Feth-i Kabir nasıl gerçekleştirilecek?
Münevver Karabulut'u öldüren Cem Garipoğlu'nun Karacaahmet Mezarlığı'ndaki kabri açılırken; Garipoğlu’nun cesedinden alınacak kemik örnekleri ile kimlik eşleşmesi yapılacak. Uzmanlar ise iskelet haline gelen cesetlerin bile DNA'sından kimlik tespitinin yapıldığını söylüyor.
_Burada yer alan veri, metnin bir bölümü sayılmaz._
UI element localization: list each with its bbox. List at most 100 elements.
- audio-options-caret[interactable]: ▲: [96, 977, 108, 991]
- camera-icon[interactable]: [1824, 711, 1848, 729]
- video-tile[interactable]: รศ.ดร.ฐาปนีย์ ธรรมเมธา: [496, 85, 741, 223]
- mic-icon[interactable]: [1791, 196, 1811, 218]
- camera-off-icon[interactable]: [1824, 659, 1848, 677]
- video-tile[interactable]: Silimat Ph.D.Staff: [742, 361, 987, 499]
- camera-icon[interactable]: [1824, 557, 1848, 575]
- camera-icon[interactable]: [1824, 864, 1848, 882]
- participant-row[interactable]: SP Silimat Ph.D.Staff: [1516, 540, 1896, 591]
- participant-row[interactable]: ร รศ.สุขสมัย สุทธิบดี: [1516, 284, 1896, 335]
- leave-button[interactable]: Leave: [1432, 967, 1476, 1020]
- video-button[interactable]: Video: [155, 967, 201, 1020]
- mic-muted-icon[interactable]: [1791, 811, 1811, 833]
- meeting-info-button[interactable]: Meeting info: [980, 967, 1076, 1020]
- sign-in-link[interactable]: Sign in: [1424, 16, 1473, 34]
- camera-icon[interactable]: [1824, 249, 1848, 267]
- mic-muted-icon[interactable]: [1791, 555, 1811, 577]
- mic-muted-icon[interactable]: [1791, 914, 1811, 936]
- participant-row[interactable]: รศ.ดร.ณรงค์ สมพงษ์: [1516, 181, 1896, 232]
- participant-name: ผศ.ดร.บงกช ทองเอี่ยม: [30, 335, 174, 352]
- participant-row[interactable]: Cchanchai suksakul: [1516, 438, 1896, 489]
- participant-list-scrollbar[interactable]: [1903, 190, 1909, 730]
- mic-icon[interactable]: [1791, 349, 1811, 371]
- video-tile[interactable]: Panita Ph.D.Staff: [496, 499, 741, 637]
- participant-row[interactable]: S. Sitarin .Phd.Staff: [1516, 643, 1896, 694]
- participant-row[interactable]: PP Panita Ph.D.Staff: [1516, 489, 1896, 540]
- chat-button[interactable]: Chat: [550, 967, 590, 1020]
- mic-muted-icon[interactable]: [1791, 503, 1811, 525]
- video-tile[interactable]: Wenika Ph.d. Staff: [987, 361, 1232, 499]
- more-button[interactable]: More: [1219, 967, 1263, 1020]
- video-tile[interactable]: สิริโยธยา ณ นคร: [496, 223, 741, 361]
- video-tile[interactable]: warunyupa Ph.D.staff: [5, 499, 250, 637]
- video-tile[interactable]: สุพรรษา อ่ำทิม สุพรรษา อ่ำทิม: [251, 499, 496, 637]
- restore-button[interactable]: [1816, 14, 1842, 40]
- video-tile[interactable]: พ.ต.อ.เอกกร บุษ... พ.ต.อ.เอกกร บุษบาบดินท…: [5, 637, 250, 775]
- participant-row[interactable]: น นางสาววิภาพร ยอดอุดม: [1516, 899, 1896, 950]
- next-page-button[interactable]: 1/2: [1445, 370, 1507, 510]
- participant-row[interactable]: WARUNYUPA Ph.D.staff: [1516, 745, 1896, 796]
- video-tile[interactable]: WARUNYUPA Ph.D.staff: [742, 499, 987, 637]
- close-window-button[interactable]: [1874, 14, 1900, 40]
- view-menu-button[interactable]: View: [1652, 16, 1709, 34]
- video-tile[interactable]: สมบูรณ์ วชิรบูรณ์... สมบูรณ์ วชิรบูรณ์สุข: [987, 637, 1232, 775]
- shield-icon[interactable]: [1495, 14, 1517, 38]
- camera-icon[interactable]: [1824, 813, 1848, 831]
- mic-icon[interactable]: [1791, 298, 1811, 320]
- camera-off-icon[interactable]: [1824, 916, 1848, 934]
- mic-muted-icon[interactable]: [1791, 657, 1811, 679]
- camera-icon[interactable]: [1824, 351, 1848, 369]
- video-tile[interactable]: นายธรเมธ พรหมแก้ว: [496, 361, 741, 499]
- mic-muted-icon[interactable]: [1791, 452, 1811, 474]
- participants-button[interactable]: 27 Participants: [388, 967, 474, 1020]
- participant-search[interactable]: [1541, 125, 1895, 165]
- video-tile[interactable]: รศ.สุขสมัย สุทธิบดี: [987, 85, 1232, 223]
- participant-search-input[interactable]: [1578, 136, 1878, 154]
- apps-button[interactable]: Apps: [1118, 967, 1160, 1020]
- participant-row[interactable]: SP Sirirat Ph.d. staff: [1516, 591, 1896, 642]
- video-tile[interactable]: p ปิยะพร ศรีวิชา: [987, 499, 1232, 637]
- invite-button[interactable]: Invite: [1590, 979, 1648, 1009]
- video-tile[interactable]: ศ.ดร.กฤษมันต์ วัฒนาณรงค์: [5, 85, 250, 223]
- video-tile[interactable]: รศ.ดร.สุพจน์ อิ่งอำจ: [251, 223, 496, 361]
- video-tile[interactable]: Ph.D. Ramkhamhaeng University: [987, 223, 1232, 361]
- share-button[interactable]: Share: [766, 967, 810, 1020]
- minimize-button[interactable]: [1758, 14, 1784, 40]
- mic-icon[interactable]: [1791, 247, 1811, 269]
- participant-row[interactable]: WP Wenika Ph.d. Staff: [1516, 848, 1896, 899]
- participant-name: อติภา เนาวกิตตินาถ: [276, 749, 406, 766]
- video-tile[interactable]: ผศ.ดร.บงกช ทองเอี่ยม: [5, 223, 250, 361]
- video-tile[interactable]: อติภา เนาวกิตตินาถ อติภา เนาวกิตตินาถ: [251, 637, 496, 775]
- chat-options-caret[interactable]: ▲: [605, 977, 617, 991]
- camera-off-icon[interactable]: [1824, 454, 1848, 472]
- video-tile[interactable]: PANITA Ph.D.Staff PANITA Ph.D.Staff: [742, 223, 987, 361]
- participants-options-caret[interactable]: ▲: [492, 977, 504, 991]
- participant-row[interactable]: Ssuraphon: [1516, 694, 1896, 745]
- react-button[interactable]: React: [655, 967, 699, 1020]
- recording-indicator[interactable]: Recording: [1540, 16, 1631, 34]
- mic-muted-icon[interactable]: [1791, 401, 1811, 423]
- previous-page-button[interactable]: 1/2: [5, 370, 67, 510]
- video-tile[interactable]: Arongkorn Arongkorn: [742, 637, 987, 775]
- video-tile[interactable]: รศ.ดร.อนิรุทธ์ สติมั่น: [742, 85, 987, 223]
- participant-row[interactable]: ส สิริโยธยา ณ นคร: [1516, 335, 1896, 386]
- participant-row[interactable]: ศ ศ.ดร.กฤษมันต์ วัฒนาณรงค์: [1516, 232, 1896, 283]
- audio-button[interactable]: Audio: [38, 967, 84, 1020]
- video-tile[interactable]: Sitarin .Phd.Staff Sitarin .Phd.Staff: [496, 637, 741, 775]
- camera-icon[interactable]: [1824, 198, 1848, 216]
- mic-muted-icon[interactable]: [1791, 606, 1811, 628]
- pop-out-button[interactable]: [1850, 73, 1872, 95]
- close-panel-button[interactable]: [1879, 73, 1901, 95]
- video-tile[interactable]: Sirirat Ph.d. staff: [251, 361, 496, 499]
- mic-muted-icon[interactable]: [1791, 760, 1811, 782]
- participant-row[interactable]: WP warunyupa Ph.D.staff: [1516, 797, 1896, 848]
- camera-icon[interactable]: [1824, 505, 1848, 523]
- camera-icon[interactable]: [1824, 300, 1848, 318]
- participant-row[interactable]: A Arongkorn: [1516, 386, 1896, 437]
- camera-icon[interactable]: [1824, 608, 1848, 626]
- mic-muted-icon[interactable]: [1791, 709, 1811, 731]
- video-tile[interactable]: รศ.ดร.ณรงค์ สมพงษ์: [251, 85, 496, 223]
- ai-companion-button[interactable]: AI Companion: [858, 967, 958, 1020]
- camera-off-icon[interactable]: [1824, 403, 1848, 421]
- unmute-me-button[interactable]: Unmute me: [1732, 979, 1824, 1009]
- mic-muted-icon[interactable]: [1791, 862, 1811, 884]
Türkiye'de son günlerde feth-i kabir haberleri sık sık gündeme geliyor. Mezardaki kişinin tespit edilmesi için yapılan bu yöntemde özel bir standart bulunmuyor. Bazı cesetlerde DNA tespiti kolaylıkla saptanırken, uçak kazası gibi vakalarda kimlik tespit edilemiyor. Bilimsel gelişmelerin ilerlemesiyle, DNA tespitinde önemli gelişmeler kat edilirken, Feth-i Kabir denilen ve ölen kişinin mezarından parça alarak kimlik tespitinde de başarılı sonuçlar elde edilebiliyor.
ÖZAL'IN DA AÇILMIŞTI
Türkiye'de bu şekilde gündeme gelen olaylar arasında en popüler olanı 2017 yılında hayatını kaybeden olimpiyat rekortmeni Naim Süleymanoğlu'na ait. Japon gazeteci Kyoko Mori'nin kızı Sekai Mori, ünlü haltercinin babası olduğunu ileri sürerek dava açmış ve mezar açıldıktan sonra kızı olduğu ortaya çıkmıştı. Yine Türkiye'nin 8. Cumhurbaşkanı Turgut Özal'ın da zehirlenip zehirlenmediğini tespit edebilmek için mezarı vefatından tam 20 yıl sonra açılmış ancak Özal'ın tam ölüm sebebi tespit edilememişti.
STANDART YOK
Adli Tıp Uzmanı Prof. Dr. Nevzat Alkan, mezar açılma kararını savcının ya da sulh hakiminin verebildiğini söylüyor. Feth-i Kabir işleminde mezar açıldıktan içinde içinden ne çıkacağının kesin olarak bilinemediğini belirten Alkan, "Cesetler ne kadar sürede mezarda ne değişimlere uğradığına yönelik bir standart yok. Genellikle 5 yıl içinde iskelet haline geliyor. Tabi iskelet haline gelmesi DNA testi yapılmasına engel değil. Kemikler dayanıklı, uzun yıllar kalabiliyor ve içindeki hücrelerden kişinin kimliği tespit edilebiliyor" bilgisini verdi.
DNA testi yapılması gereken kişi ile mezardan çıkarılan incelenen hücrelerin kıyaslanması gerektiğini sözlerine ekleyen Alkan, "Uyruk kemiği ya da kalça kemiğinden parça alınıyor. Bunlar ayıklanıp izole ediliyor. Uçak kazası gibi yüksek ısıda kişi öldüyse kimlik tespiti yapılamadığı durumlar oluyor. Mezardan alınan parça adli tıp laboratuvarlarına, polis ya da jandarma kriminale gönderiliyor" diye konuştu.
YAKININA BİLDİRİLİYOR
Avukat Kevser Yıldırım ise, "5271 sayılı Ceza Muhakemesi Kanunu’nun 87. maddesine dikkat çekerken, şu bilgileri paylaştı: "Bir cesedin inceleme veya otopsi için mezardan çıkarma kararının verilmesine dair yetki, soruşturma evresinde Cumhuriyet Savcısına, kovuşturma evresinde ise mahkemelere verilmiştir. Mezardan çıkarma kararı, araştırmanın amacını tehlikeye atmıyorsa ve erişilmesi kolaysa, ölünün bir yakınına derhal bildiriliyor."
FETH-İ KABİRİN AŞAMALARI
Yıldırım, mezar açılma işlemindeki risklere değinirken, "Mezarda zehirli gazlar bulunabileceği için genellikle kabir açılınca gerekirse havalandırma yapılır. Ceset yeni ise cesetten parça alınabilir ancak ceset kokmuş veya çürümüş ise sadece gerekli organ veya kemik üzerinde inceleme yapılabilir. Toksikolojik inceleme istenmişse cesedin kefeni, mezar toprağı ve tabuttan da örnek alınabilir. Zehirle ölüm hali gibi durumlarda bu yerlerde de kalıntı bulunabilir" diye konuştu.